Delta Dental, on the other hand, maintains that it has provided consistent and specific reasons explaining why Sinclair is not entitled to early retirement benefits, including in its letter dated July 10, 2001 and attachments, as well as in its prior letter dated June 1, 1996. Thus, Delta Dental believes it has substantially complied with all procedural requirements.

This Court agrees with Delta Dental. Sinclair was informed multiple times that the Plan did not provide for early retirement benefits for disabled participants, including references to specific Plan provisions, beginning in 1996 and continuing through 2001. Further, this Court finds that Delta Dental sufficiently informed Sinclair of the reasons his disbursement checks were halted in July of 2001. Further, the Court finds that Sinclair had an opportunity to address the reasons for denial in the administrative process below.
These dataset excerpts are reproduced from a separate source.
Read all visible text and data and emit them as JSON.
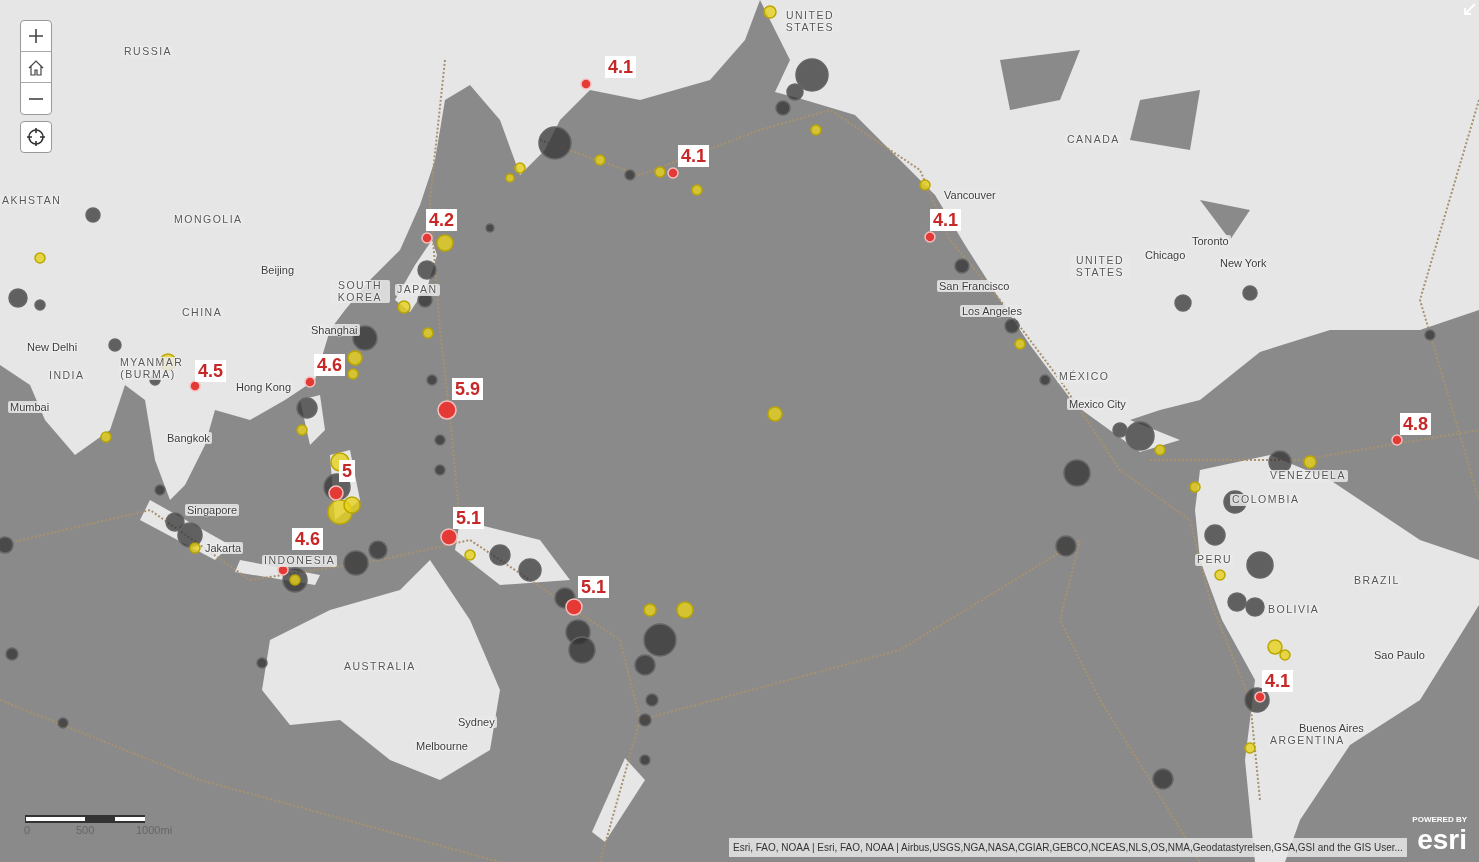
{
  "map_controls": [
    {
      "kind": "zoom_in"
    },
    {
      "kind": "home"
    },
    {
      "kind": "zoom_out"
    },
    {
      "kind": "locate"
    },
    {
      "kind": "expand"
    }
  ],
  "place_labels": [
    {
      "text": "RUSSIA",
      "kind": "country"
    },
    {
      "text": "UNITED STATES",
      "kind": "country"
    },
    {
      "text": "CANADA",
      "kind": "country"
    },
    {
      "text": "AKHSTAN",
      "kind": "country"
    },
    {
      "text": "MONGOLIA",
      "kind": "country"
    },
    {
      "text": "Beijing",
      "kind": "city"
    },
    {
      "text": "SOUTH KOREA",
      "kind": "country"
    },
    {
      "text": "JAPAN",
      "kind": "country"
    },
    {
      "text": "CHINA",
      "kind": "country"
    },
    {
      "text": "Shanghai",
      "kind": "city"
    },
    {
      "text": "New Delhi",
      "kind": "city"
    },
    {
      "text": "INDIA",
      "kind": "country"
    },
    {
      "text": "MYANMAR (BURMA)",
      "kind": "country"
    },
    {
      "text": "Mumbai",
      "kind": "city"
    },
    {
      "text": "Hong Kong",
      "kind": "city"
    },
    {
      "text": "Bangkok",
      "kind": "city"
    },
    {
      "text": "Singapore",
      "kind": "city"
    },
    {
      "text": "Jakarta",
      "kind": "city"
    },
    {
      "text": "INDONESIA",
      "kind": "country"
    },
    {
      "text": "AUSTRALIA",
      "kind": "country"
    },
    {
      "text": "Sydney",
      "kind": "city"
    },
    {
      "text": "Melbourne",
      "kind": "city"
    },
    {
      "text": "Vancouver",
      "kind": "city"
    },
    {
      "text": "Toronto",
      "kind": "city"
    },
    {
      "text": "Chicago",
      "kind": "city"
    },
    {
      "text": "New York",
      "kind": "city"
    },
    {
      "text": "UNITED STATES",
      "kind": "country"
    },
    {
      "text": "San Francisco",
      "kind": "city"
    },
    {
      "text": "Los Angeles",
      "kind": "city"
    },
    {
      "text": "MÉXICO",
      "kind": "country"
    },
    {
      "text": "Mexico City",
      "kind": "city"
    },
    {
      "text": "VENEZUELA",
      "kind": "country"
    },
    {
      "text": "COLOMBIA",
      "kind": "country"
    },
    {
      "text": "PERU",
      "kind": "country"
    },
    {
      "text": "BRAZIL",
      "kind": "country"
    },
    {
      "text": "BOLIVIA",
      "kind": "country"
    },
    {
      "text": "Sao Paulo",
      "kind": "city"
    },
    {
      "text": "Buenos Aires",
      "kind": "city"
    },
    {
      "text": "ARGENTINA",
      "kind": "country"
    }
  ],
  "labeled_earthquakes": [
    {
      "magnitude": "4.1"
    },
    {
      "magnitude": "4.1"
    },
    {
      "magnitude": "4.2"
    },
    {
      "magnitude": "4.1"
    },
    {
      "magnitude": "4.5"
    },
    {
      "magnitude": "4.6"
    },
    {
      "magnitude": "5.9"
    },
    {
      "magnitude": "5"
    },
    {
      "magnitude": "5.1"
    },
    {
      "magnitude": "4.6"
    },
    {
      "magnitude": "5.1"
    },
    {
      "magnitude": "4.8"
    },
    {
      "magnitude": "4.1"
    }
  ],
  "scale_bar": {
    "labels": [
      "0",
      "500",
      "1000mi"
    ]
  },
  "attribution": "Esri, FAO, NOAA | Esri, FAO, NOAA | Airbus,USGS,NGA,NASA,CGIAR,GEBCO,NCEAS,NLS,OS,NMA,Geodatastyrelsen,GSA,GSI and the GIS User...",
  "logo": {
    "caption": "POWERED BY",
    "wordmark": "esri"
  }
}
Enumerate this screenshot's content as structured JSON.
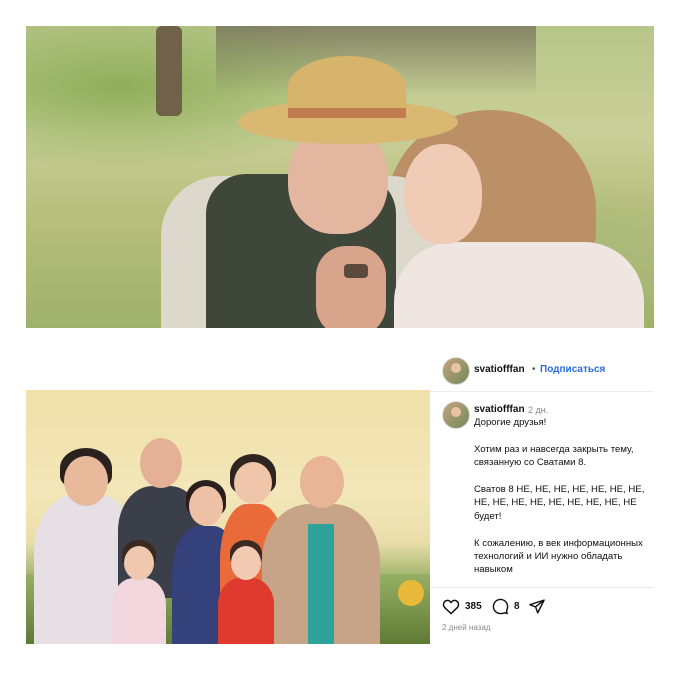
{
  "post": {
    "username": "svatiofffan",
    "follow_label": "Подписаться",
    "separator": "•",
    "comment_username": "svatiofffan",
    "comment_time": "2 дн.",
    "caption": [
      "Дорогие друзья!",
      "Хотим раз и навсегда закрыть тему, связанную со Сватами 8.",
      "Сватов 8 НЕ, НЕ, НЕ, НЕ, НЕ, НЕ, НЕ, НЕ, НЕ, НЕ, НЕ, НЕ, НЕ, НЕ, НЕ, НЕ будет!",
      "К сожалению, в век информационных технологий и ИИ нужно обладать навыком"
    ],
    "likes": "385",
    "comments": "8",
    "date": "2 дней назад"
  },
  "colors": {
    "link_blue": "#2a6fd8",
    "text_dark": "#111111",
    "text_muted": "#8a8a8a"
  },
  "icons": {
    "like": "heart-icon",
    "comment": "comment-bubble-icon",
    "share": "send-arrow-icon"
  }
}
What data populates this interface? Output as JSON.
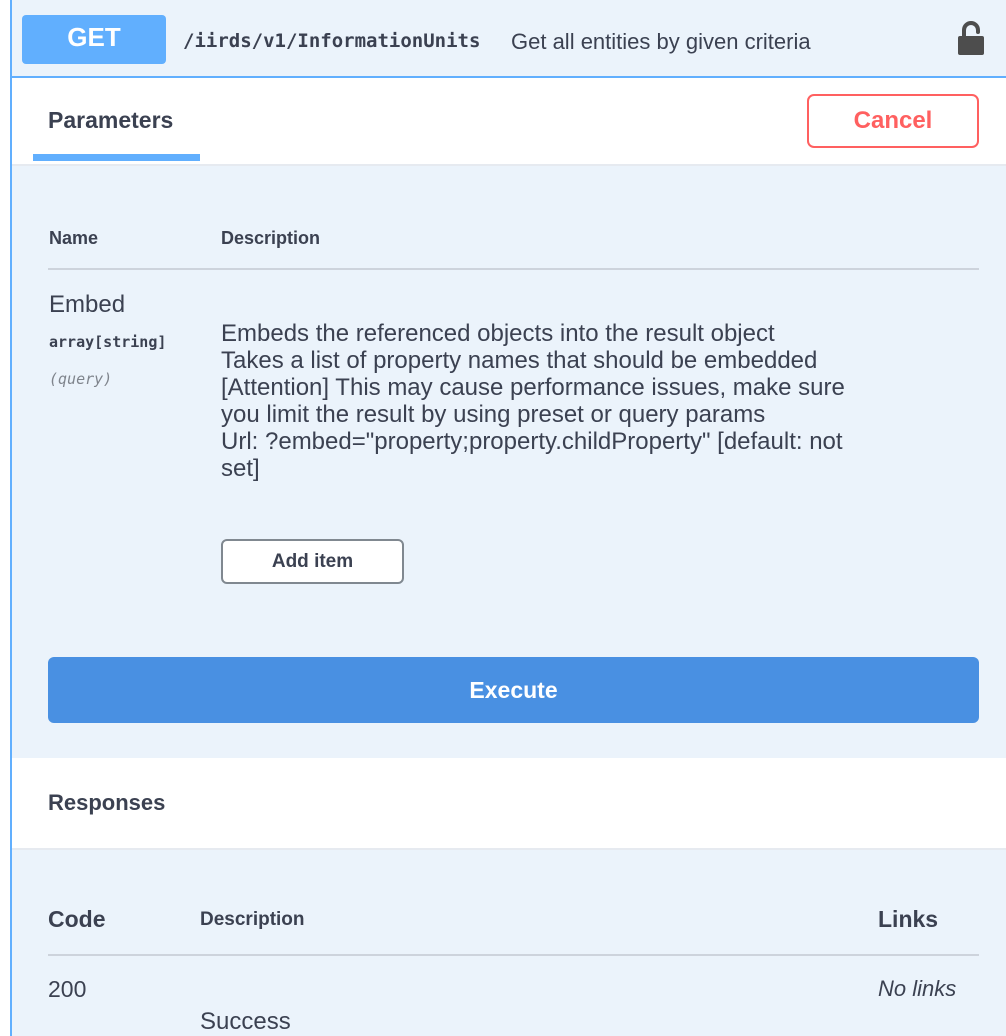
{
  "operation": {
    "method": "GET",
    "path": "/iirds/v1/InformationUnits",
    "summary": "Get all entities by given criteria",
    "lock_icon": "lock-icon"
  },
  "parameters_tab": {
    "title": "Parameters",
    "cancel_label": "Cancel"
  },
  "parameters_table": {
    "headers": {
      "name": "Name",
      "description": "Description"
    },
    "rows": [
      {
        "name": "Embed",
        "type": "array[string]",
        "in": "(query)",
        "description_lines": [
          "Embeds the referenced objects into the result object",
          "Takes a list of property names that should be embedded",
          "[Attention] This may cause performance issues, make sure",
          "you limit the result by using preset or query params",
          "Url: ?embed=\"property;property.childProperty\" [default: not",
          "set]"
        ],
        "add_item_label": "Add item"
      }
    ]
  },
  "execute_label": "Execute",
  "responses": {
    "title": "Responses",
    "headers": {
      "code": "Code",
      "description": "Description",
      "links": "Links"
    },
    "rows": [
      {
        "code": "200",
        "description": "Success",
        "links": "No links"
      }
    ]
  },
  "colors": {
    "get_blue": "#61affe",
    "block_bg": "#ebf3fb",
    "cancel_red": "#ff6060",
    "execute_blue": "#4990e2",
    "text": "#3b4151"
  }
}
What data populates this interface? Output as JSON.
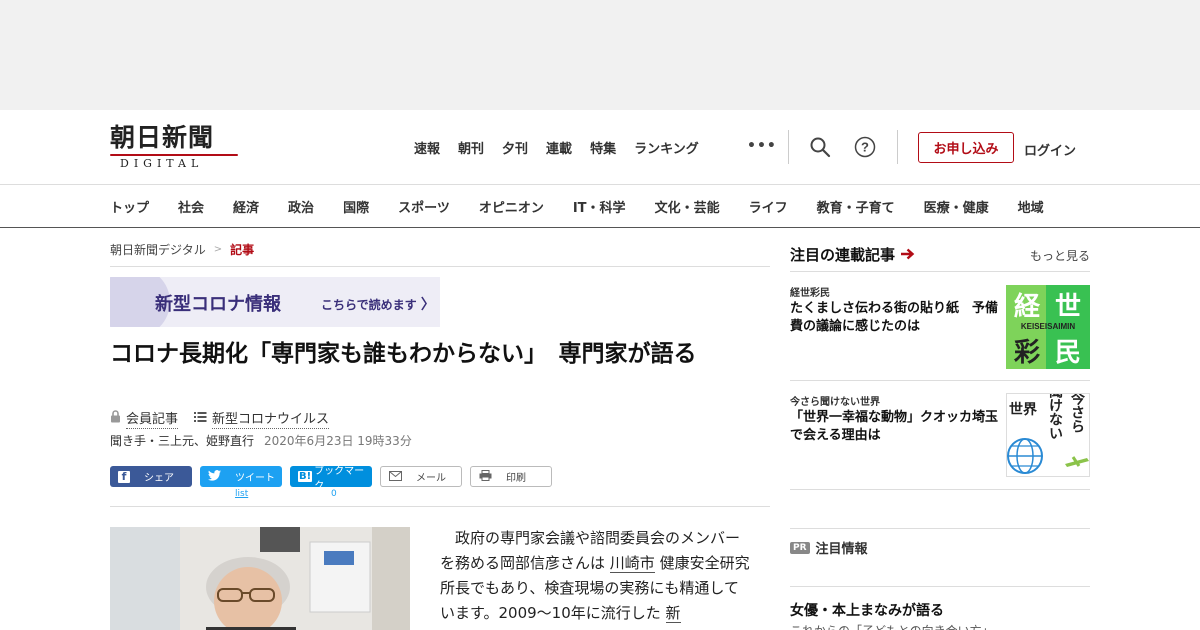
{
  "logo": {
    "main": "朝日新聞",
    "sub": "DIGITAL"
  },
  "topnav": [
    "速報",
    "朝刊",
    "夕刊",
    "連載",
    "特集",
    "ランキング"
  ],
  "header": {
    "more": "•••",
    "apply_label": "お申し込み",
    "login_label": "ログイン"
  },
  "categories": [
    "トップ",
    "社会",
    "経済",
    "政治",
    "国際",
    "スポーツ",
    "オピニオン",
    "IT・科学",
    "文化・芸能",
    "ライフ",
    "教育・子育て",
    "医療・健康",
    "地域"
  ],
  "breadcrumb": {
    "home": "朝日新聞デジタル",
    "sep": ">",
    "current": "記事"
  },
  "banner": {
    "title": "新型コロナ情報",
    "cta": "こちらで読めます"
  },
  "article": {
    "title": "コロナ長期化「専門家も誰もわからない」　専門家が語る",
    "member": "会員記事",
    "topic": "新型コロナウイルス",
    "byline": "聞き手・三上元、姫野直行",
    "date": "2020年6月23日 19時33分",
    "body_1": "政府の専門家会議や諮問委員会のメンバーを務める岡部信彦さんは",
    "body_link1": "川崎市",
    "body_2": "健康安全研究所長でもあり、検査現場の実務にも精通しています。2009～10年に流行した",
    "body_link2": "新"
  },
  "share": {
    "facebook": "シェア",
    "twitter": "ツイート",
    "hatena": "ブックマーク",
    "mail": "メール",
    "print": "印刷",
    "twitter_count": "list",
    "hatena_count": "0"
  },
  "sidebar": {
    "heading": "注目の連載記事",
    "more": "もっと見る",
    "items": [
      {
        "label": "経世彩民",
        "title": "たくましさ伝わる街の貼り紙　予備費の議論に感じたのは",
        "thumb_text": [
          "経",
          "世",
          "彩",
          "民"
        ],
        "thumb_sub": "KEISEISAIMIN"
      },
      {
        "label": "今さら聞けない世界",
        "title": "「世界一幸福な動物」クオッカ埼玉で会える理由は",
        "thumb_text": [
          "今さら",
          "聞けない",
          "世界"
        ]
      }
    ],
    "pr_badge": "PR",
    "pr_heading": "注目情報",
    "pr_title": "女優・本上まなみが語る",
    "pr_sub": "これからの「子どもとの向き合い方」"
  },
  "colors": {
    "accent": "#b20c16",
    "facebook": "#3b5998",
    "twitter": "#1da1f2",
    "hatena": "#008fde"
  }
}
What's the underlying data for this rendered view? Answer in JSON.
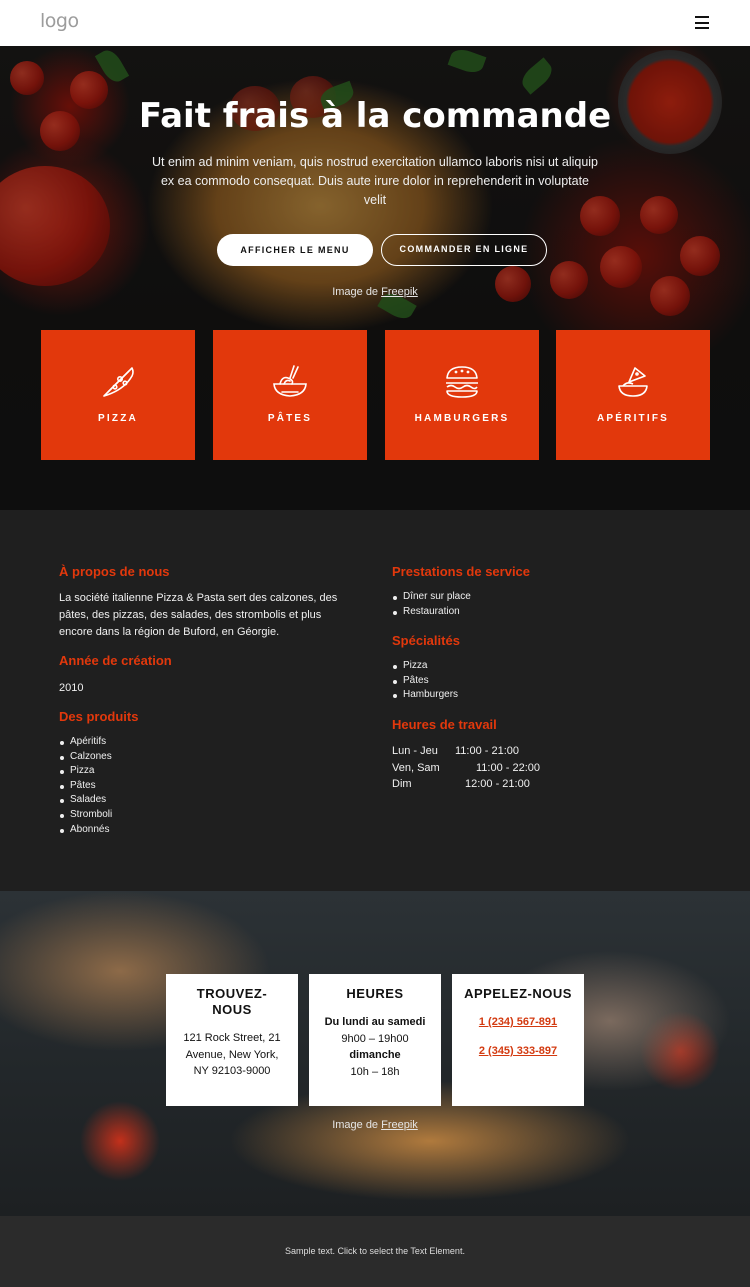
{
  "header": {
    "logo": "logo"
  },
  "hero": {
    "title": "Fait frais à la commande",
    "text": "Ut enim ad minim veniam, quis nostrud exercitation ullamco laboris nisi ut aliquip ex ea commodo consequat. Duis aute irure dolor in reprehenderit in voluptate velit",
    "btn_menu": "AFFICHER LE MENU",
    "btn_order": "COMMANDER EN LIGNE",
    "credit_prefix": "Image de ",
    "credit_link": "Freepik",
    "categories": [
      {
        "label": "PIZZA",
        "icon": "pizza-slice-icon"
      },
      {
        "label": "PÂTES",
        "icon": "pasta-bowl-icon"
      },
      {
        "label": "HAMBURGERS",
        "icon": "burger-icon"
      },
      {
        "label": "APÉRITIFS",
        "icon": "snack-bowl-icon"
      }
    ],
    "accent": "#e2380c"
  },
  "info": {
    "about_title": "À propos de nous",
    "about_text": "La société italienne Pizza & Pasta sert des calzones, des pâtes, des pizzas, des salades, des strombolis et plus encore dans la région de Buford, en Géorgie.",
    "founded_title": "Année de création",
    "founded_value": "2010",
    "products_title": "Des produits",
    "products": [
      "Apéritifs",
      "Calzones",
      "Pizza",
      "Pâtes",
      "Salades",
      "Stromboli",
      "Abonnés"
    ],
    "services_title": "Prestations de service",
    "services": [
      "Dîner sur place",
      "Restauration"
    ],
    "specialties_title": "Spécialités",
    "specialties": [
      "Pizza",
      "Pâtes",
      "Hamburgers"
    ],
    "hours_title": "Heures de travail",
    "hours": [
      {
        "day": "Lun - Jeu",
        "time": "11:00 - 21:00"
      },
      {
        "day": "Ven, Sam",
        "time": "11:00 - 22:00"
      },
      {
        "day": "Dim",
        "time": "12:00 - 21:00"
      }
    ]
  },
  "contact": {
    "find_title": "TROUVEZ-NOUS",
    "address_line1": "121 Rock Street, 21",
    "address_line2": "Avenue, New York,",
    "address_line3": "NY 92103-9000",
    "hours_title": "HEURES",
    "weekday_label": "Du lundi au samedi",
    "weekday_hours": "9h00 – 19h00",
    "sunday_label": "dimanche",
    "sunday_hours": "10h – 18h",
    "call_title": "APPELEZ-NOUS",
    "phone1": "1 (234) 567-891",
    "phone2": "2 (345) 333-897",
    "credit_prefix": "Image de ",
    "credit_link": "Freepik"
  },
  "footer": {
    "text": "Sample text. Click to select the Text Element."
  }
}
Specifically, in the July 10, 2001 letter, Delta Dental informed Sinclair that there had been a mistake and that, under the Plan, disabled participants are not eligible for benefits until age 65. Thus, he would not receive any further disbursements until he reached age 65. By way of further explanation, Delta Dental referred to Sinclair's prior claim for early retirement benefits and attached a July 17, 1997 letter which summarized the parties' resolution of that claim. In addition, Delta Dental had previously sent Sinclair a letter on June 4, 1996, which informed Sinclair that he was not eligible for early retirement benefits. In that letter, Delta Dental pointed out that Plan Section 5A does not provide for payments at any time before age 65. The record also indicates that the parties had several conversations further discussing the topic. Accordingly, based on all of the above, this Court finds that Delta Dental substantially complied with the necessary procedural requirements and that Sinclair had ample opportunity to address: waiver, the fact that the Plan does not provide for early retirement benefits for disabled participants, and mistake. Finally, Sinclair does not specify, nor is the Court aware of any additional information which the Administrator needed to decide the appeal.

CONCLUSION

For the reasons set forth above, the Court grants Delta Dental's Motion for Judgment on the Administrative Record.